Dictionary of Wisconsin History
Search Results for: Keyword: 'weber'
Term: Ohl, Henry Jr. 1873 - 1940
Definition: labor leader, politician, b. Milwaukee. In 1886 he began to learn the printer's trade in newspaper composing rooms and job shops. In 1901 he joined Typographical Union No. 23, and rose rapidly in union affairs during the years from 1903 to 1909. In 1914 he became an A.F. of L. and Wisconsin State Federation of Labor organizer, and in 1915 was made a member of the Wisconsin State Federation of Labor executive board. Ohl succeeded Frank J. Weber (q.v.) as W.S.F.L. head in 1917 and, under various titles, continued to head this organization until his death (general organizer, 1917-1923; president, 1923-1940). With the W.S.F.L. secretary-treasurer, John J. Handley (q.v.), he lobbied for labor's program in the state legislature at Madison, and was a vigorous advocate of popular education, especially vocational training. From 1935 to 1940 he was labor member of the Federal Board of Vocational Education. He also promoted workers' schools, especially the Milwaukee Labor College (1921-1935), and the Univ. of Wisconsin's worker program (1927-1940). During the depression of the early 1930's, Ohl advocated broad state and federal action; he was a member of the Wisconsin Advisory Board on Unemployment Compensation (1931-1935) and President Roosevelt's Advisory Council on Economic Security (1934-1935).
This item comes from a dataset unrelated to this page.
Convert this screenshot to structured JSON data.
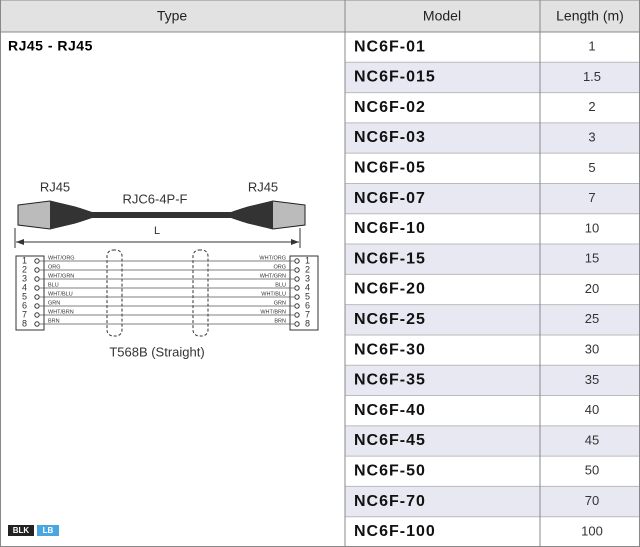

Originally a Socialist, Ohl served as deputy city clerk (1910-1912) for Milwaukee's Mayor Emil Seidel (q.v.), and was state assemblyman (1917-1918). During the early 1920's he was active in the Conference for Progressive Political Action, and in 1935, with Handley, helped muster labor support to form the Farmer-Labor-Progressive Federation within the state's Progressive party. He completely renounced his nominal Socialist affiliation in 1937 when that party endorsed the rival C.I.O. union organization. Who Was Who in Amer. (1943); Milwaukee Evening Post, Oct. 17, 1940; Wis. Blue Book (1917).